Cuando levantamos el vuelo, me agarré con fuerza a los lados de mis asiento y seguí sonriendo como un maníaco, enfrentándome directamente a cada sutil mirada de los betas.

Vernos obligados a viajar en helicóptero fue una necesidad más que una imposición, pero me producía la misma rabia. De haber ido a pie, ni siquiera yo hubiera conseguido alcanzar el muro en menos de cinco días; y, evidentemente, no iba a pasarme cinco días más separado de mi Beomgyu si podía evitarlo; no cuando los betas podían llevarme hasta él en menos de una hora y media.

Una hora y media jodidamente horrible, por cierto. Volar era de las cosas que más odiaba —1o: betas, 2o: no tener a Beomgyu, 3o: que Beomgyu estuviera sucio, 4o: la pizza con piña, 5o: volar—. En el pasado, el doctor siempre me había sedado, pero ahora no tenía esa opción y tuve que soportar todo el viaje clavando las garras en mi asiento y fingiendo que estaba bien. Porque yo estaba «bien». Bien.

El paisaje que se percibía a través de las ventanas fue cambiando a medida que nos aproximábamos, desde los verdes y frondoses bosques a los valles y, de allí, las colinas. Un bosque de coníferas fue el último reducto de verdor y vida antes de verse interrumpido por un enorme muro de metal y cemento. El Muro era lo suficiente alto y liso para que ningún animano pudiera escalarlo y, a intervalos regulares, estaba coronado por una caseta de vigilancia.

—Transporte alfa aproximándose a punto de encuentro —anunció el piloto—. Todo en calma.

«Todo en calma» era la forma en clave de dar a entender que no les habíamos matado y nos habíamos hecho con el helicóptero. No voy a mentir, fue algo que se me pasó por la cabeza, pero después pensé que solo complicaría las cosas. Ahora era un alfa maduro y paciente: tenía omega y responsabilidades. *suspiro*

Al cruzar la barrera del muro, el mundo cambió por completo. Más allá ya no había bosques vírgenes, solo barro y carreteras de cemento, puestos de vigilancia y, cincuenta metros después, una segunda barrera de contención; esta vez, para betas. La base militar se encontraba en un valle donde habían talado todos los árboles necesarios para hacer hueco a una pista de aterrizaje aérea. El alcalde Zoro miraba el paisaje con el ceño fruncido y movía las cuentas de su collar al igual que un rosario. Él había nacido y crecido en La Reserva, así que nunca había visto aquel desolador mundo de metal y cemento.

—Transporte alfa, permiso para aterrizar —dijo el piloto y, tras la confirmación, empezó la maniobra de descenso.

Al tocar tierra, solté un profundo suspiro y me relajé. No fui el único, porque el omega se deshizo tan rápido como pudo de las correas de seguridad y salió de un salto al exterior. Lo
recibieron un montón de miradas curiosas y un hombre de aspecto serio, estricto y atractivo — para ser un beta, claro—, el cual, esperaba en primera fila con las manos a la espalda y postura envarada.

Cuando me acerqué a la puerta, noté su atenta mirada y una levísima mueca de asco en su rostro. Nada nuevo, he de decir. Lo único que me sorprendía es que no hubiera todo un batallón allí apuntándonos con ametralladoras.
*decepcionado* Aunque, quizá estaban escondidos.

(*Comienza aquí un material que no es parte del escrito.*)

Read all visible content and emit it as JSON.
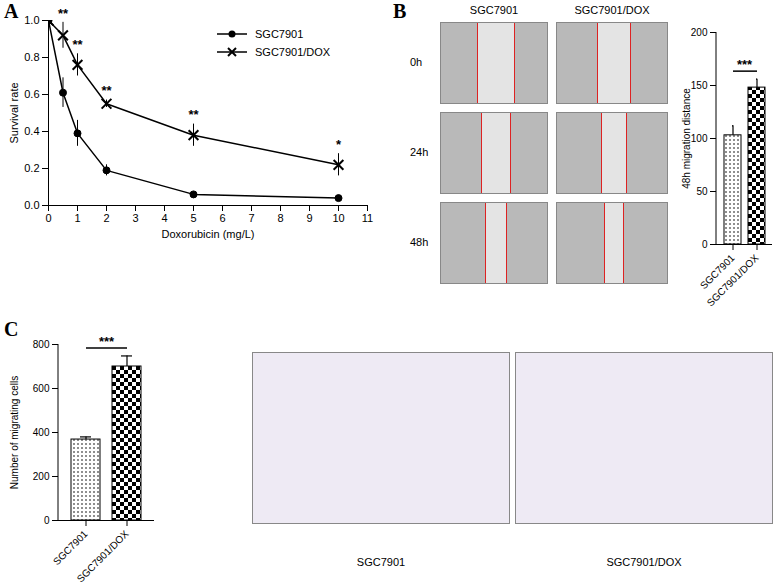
{
  "chart_data": [
    {
      "title": "A",
      "type": "line",
      "x": [
        0,
        0.5,
        1,
        2,
        5,
        10
      ],
      "xlim": [
        0,
        11
      ],
      "xticks": [
        0,
        1,
        2,
        3,
        4,
        5,
        6,
        7,
        8,
        9,
        10,
        11
      ],
      "ylim": [
        0,
        1
      ],
      "yticks": [
        {
          "value": 0,
          "label": "0.0"
        },
        {
          "value": 0.2,
          "label": "0.2"
        },
        {
          "value": 0.4,
          "label": "0.4"
        },
        {
          "value": 0.6,
          "label": "0.6"
        },
        {
          "value": 0.8,
          "label": "0.8"
        },
        {
          "value": 1,
          "label": "1.0"
        }
      ],
      "x_label": "Doxorubicin (mg/L)",
      "y_label": "Survival rate",
      "legend": "upper right",
      "grid": false,
      "series": [
        {
          "name": "SGC7901",
          "color": "#000000",
          "marker": "circle",
          "line_style": "solid",
          "values": [
            1.0,
            0.61,
            0.39,
            0.19,
            0.06,
            0.04
          ],
          "errors": [
            0,
            0.08,
            0.07,
            0.03,
            0.01,
            0.01
          ]
        },
        {
          "name": "SGC7901/DOX",
          "color": "#000000",
          "marker": "x",
          "line_style": "solid",
          "values": [
            1.0,
            0.92,
            0.76,
            0.55,
            0.38,
            0.22
          ],
          "errors": [
            0,
            0.07,
            0.06,
            0.02,
            0.06,
            0.06
          ]
        }
      ],
      "annotations": [
        {
          "x": 0.5,
          "text": "**"
        },
        {
          "x": 1,
          "text": "**"
        },
        {
          "x": 2,
          "text": "**"
        },
        {
          "x": 5,
          "text": "**"
        },
        {
          "x": 10,
          "text": "*"
        }
      ]
    },
    {
      "title": "B",
      "type": "bar",
      "categories": [
        "SGC7901",
        "SGC7901/DOX"
      ],
      "values": [
        103,
        148
      ],
      "errors": [
        9,
        8
      ],
      "ylim": [
        0,
        200
      ],
      "yticks": [
        0,
        50,
        100,
        150,
        200
      ],
      "y_label": "48h migration distance",
      "grid": false,
      "annotations": [
        {
          "text": "***"
        }
      ]
    },
    {
      "title": "C",
      "type": "bar",
      "categories": [
        "SGC7901",
        "SGC7901/DOX"
      ],
      "values": [
        368,
        700
      ],
      "errors": [
        12,
        48
      ],
      "ylim": [
        0,
        800
      ],
      "yticks": [
        0,
        200,
        400,
        600,
        800
      ],
      "y_label": "Number of migrating cells",
      "grid": false,
      "annotations": [
        {
          "text": "***"
        }
      ]
    }
  ],
  "images": {
    "B": {
      "columns": [
        "SGC7901",
        "SGC7901/DOX"
      ],
      "rows": [
        "0h",
        "24h",
        "48h"
      ]
    },
    "C": {
      "captions": [
        "SGC7901",
        "SGC7901/DOX"
      ]
    }
  }
}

Bajé del helicóptero con mucha calma, movimientos lentos y una sonrisa enorme sonrisa, de esas practicadas en las que no mostraba demasiado los colmillos para no asustar a los betitas. Cuando salió Zoro, se detuvo a echar una mirada alrededor y, al encontrar al beta esperando, se acercó a él.

—Soy Zoro —le dijo junto con una inclinación de cabeza y la mano en el pecho—, alcalde de Bosque Verde. He sido elegido como el portavoz de La Reserva.

El beta asintió de forma estricta y seca y respondió:

—Bienvenido, alcalde Zoro. Yo soy el teniente Lee, seré el encargado de guiarles por la base y ayudarles.